Nelson slams the onion down on the counter and hops off. "That does it," he says, and yanks a large kitchen knife out of a holder.

"Hey-" Reeves instinctively holds out the empty beer can to block his face, but all Nelson does is grab the sad onion off the counter and slice off its top in one vigorous motion. He goes up to the actor and shoves the onion in his face, batting the beer can aside.

"Cry," Nelson says, gritting his teeth. He decides it's not enough; cuts several deep lines into the onion and holds it back at Reeves, moving his own face away as his eyes start to tear up from the offending onion.

The door opens. They turn to see a confused Kevin standing in the doorway wondering what the heck is going on.

"..." says Kevin.

"I told you to stay in the car, half-breed," Constantine growls.

"What are you doing to him?" Kevin asks, ignoring Connie.

Constantine takes out his syringe of holy water and cyanide and holds it threateningly up at Kevin. "Do you want this in you?" he asks.

"Okay, enough!" Reeves yells from behind the onion. "I'm crying! See the tears? Can you take the onion away now?"

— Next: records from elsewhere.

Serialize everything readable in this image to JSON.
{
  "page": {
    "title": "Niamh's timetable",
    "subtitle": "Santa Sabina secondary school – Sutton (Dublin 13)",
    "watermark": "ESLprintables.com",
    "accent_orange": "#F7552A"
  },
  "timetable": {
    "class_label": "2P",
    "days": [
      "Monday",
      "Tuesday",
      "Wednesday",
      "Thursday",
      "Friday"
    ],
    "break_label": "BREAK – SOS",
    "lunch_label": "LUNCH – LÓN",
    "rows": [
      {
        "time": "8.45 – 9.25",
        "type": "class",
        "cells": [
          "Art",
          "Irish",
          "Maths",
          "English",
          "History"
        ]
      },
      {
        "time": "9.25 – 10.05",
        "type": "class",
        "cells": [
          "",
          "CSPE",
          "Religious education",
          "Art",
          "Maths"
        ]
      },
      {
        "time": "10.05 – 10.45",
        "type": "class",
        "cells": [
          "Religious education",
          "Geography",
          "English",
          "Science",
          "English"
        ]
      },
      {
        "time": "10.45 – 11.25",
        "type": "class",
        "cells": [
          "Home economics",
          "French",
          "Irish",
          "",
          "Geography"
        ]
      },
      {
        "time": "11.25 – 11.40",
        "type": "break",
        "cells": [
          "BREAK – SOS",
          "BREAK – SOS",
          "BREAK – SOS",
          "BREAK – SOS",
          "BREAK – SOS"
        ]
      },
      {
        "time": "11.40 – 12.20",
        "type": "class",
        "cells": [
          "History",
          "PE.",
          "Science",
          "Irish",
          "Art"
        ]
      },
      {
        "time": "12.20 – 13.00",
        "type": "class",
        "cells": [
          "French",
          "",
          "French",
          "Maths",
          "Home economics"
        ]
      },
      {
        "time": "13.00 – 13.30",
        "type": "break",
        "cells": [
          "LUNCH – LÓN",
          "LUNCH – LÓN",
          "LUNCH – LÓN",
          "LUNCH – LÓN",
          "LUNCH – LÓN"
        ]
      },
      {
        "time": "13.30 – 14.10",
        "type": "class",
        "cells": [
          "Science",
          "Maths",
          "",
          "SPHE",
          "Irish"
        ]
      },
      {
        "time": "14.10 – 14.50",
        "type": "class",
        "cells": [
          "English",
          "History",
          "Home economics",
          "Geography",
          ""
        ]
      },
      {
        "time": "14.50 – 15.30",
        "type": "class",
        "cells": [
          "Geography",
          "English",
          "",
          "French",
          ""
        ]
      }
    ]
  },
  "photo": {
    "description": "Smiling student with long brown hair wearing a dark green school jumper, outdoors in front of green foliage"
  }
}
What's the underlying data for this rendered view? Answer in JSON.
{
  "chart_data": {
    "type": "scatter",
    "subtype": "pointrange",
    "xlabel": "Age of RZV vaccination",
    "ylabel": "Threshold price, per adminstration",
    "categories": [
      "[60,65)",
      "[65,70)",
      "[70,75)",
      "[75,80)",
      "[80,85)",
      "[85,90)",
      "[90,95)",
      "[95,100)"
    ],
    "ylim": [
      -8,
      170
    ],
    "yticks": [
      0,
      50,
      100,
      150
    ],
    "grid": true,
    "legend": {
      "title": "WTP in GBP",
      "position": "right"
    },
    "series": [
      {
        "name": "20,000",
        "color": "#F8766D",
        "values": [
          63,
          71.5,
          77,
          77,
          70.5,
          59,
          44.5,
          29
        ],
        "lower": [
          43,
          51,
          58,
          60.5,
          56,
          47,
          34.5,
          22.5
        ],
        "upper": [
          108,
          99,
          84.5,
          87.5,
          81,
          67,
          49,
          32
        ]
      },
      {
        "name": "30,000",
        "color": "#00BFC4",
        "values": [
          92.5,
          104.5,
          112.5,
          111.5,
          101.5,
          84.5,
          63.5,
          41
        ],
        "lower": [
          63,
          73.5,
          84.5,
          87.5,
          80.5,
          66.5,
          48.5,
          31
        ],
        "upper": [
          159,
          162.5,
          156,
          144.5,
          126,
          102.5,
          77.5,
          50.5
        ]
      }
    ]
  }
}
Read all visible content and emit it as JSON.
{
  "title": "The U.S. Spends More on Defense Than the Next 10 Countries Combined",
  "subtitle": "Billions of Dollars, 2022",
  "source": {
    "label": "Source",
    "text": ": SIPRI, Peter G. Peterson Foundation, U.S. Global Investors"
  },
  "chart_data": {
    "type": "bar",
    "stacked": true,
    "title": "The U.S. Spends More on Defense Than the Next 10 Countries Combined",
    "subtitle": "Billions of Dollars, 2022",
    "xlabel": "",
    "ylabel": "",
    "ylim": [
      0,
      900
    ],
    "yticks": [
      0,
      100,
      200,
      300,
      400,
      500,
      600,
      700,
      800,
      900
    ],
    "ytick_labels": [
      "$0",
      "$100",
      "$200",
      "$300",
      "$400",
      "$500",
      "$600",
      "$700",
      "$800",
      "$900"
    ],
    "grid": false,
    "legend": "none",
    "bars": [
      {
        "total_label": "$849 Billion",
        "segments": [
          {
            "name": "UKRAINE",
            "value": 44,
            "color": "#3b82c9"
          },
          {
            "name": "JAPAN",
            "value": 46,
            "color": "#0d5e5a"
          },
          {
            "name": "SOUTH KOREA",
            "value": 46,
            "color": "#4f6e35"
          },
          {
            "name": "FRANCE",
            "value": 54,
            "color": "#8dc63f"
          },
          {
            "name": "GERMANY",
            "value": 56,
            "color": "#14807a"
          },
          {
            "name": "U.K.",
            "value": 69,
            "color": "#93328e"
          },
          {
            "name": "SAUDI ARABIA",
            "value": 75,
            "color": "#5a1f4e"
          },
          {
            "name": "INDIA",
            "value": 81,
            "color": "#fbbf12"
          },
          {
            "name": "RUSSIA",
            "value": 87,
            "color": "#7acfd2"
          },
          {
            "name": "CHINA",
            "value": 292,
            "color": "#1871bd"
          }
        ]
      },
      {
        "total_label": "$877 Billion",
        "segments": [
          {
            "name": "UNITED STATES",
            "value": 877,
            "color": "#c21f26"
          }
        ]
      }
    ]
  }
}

"...Why is there an onion-"

"Shut up, half-breed."

Nelson leans in to check. "Yeah. Real tears. Okay." He takes the onion away, wonders what to do with it, and hands it to Kevin.

"..." says Kevin.

":(," says the poor cut-up onion.

"?" says Kevin.

":(," the onion replies.

"Are you done now?" Reeves asks.

"Sure," Connie says.

"I thought you lived in an apartment," Kevin says to Nelson, glancing around the place as Reeves stumbles over to the sink to wash his eyes.

"I moved out. I was sick of the way you guys kept dropping by."

"And this really helped," Connie says. He smirks and is good at finding people.

Nelson glares at him. "Everyone just coming by in broad daylight without telling me; people could have seen you. I could do without the awkward questioning. It's not like Alex's place out in the middle of nowhere."

"It's been all right so far, hasn't it?" Kevin asks.

"Huh. One day someone's going to say they saw me hanging around here when I was supposed to be at work." Nelson glances over at Reeves, still attempting to splash the onion out of his eyes. "Hey, water costs money!" he yells.

The tap goes off.

"You don't want to make him angry," Constantine points out. "He could make a sequel in which you die."

"Thanks for the beer," Reeves said to Nelson, patting him on the shoulder and ignoring Connie.

"We're done here," Connie says. He looks at Reeves and jerks his head in the direction of the door. "Get back into the trunk. Move it, Lomax," he adds at Kevin.

They leave; the door shuts. Nelson opens it again and watches as they go down his driveway; he casts furtive looks around hoping that no one is paying attention to them, but the few passersby have better things to do than watch Constantine force Reeves back into the car trunk after short but dangerous argument. Kevin gets into the driver's seat and fiddles with the interdimensional travelling device next to the steering wheel; Connie gets in, they start off down the road, picking up speed, and soon they vanish in a short burst of electricity.

Nelson closes the door and locks it. Back to work, now.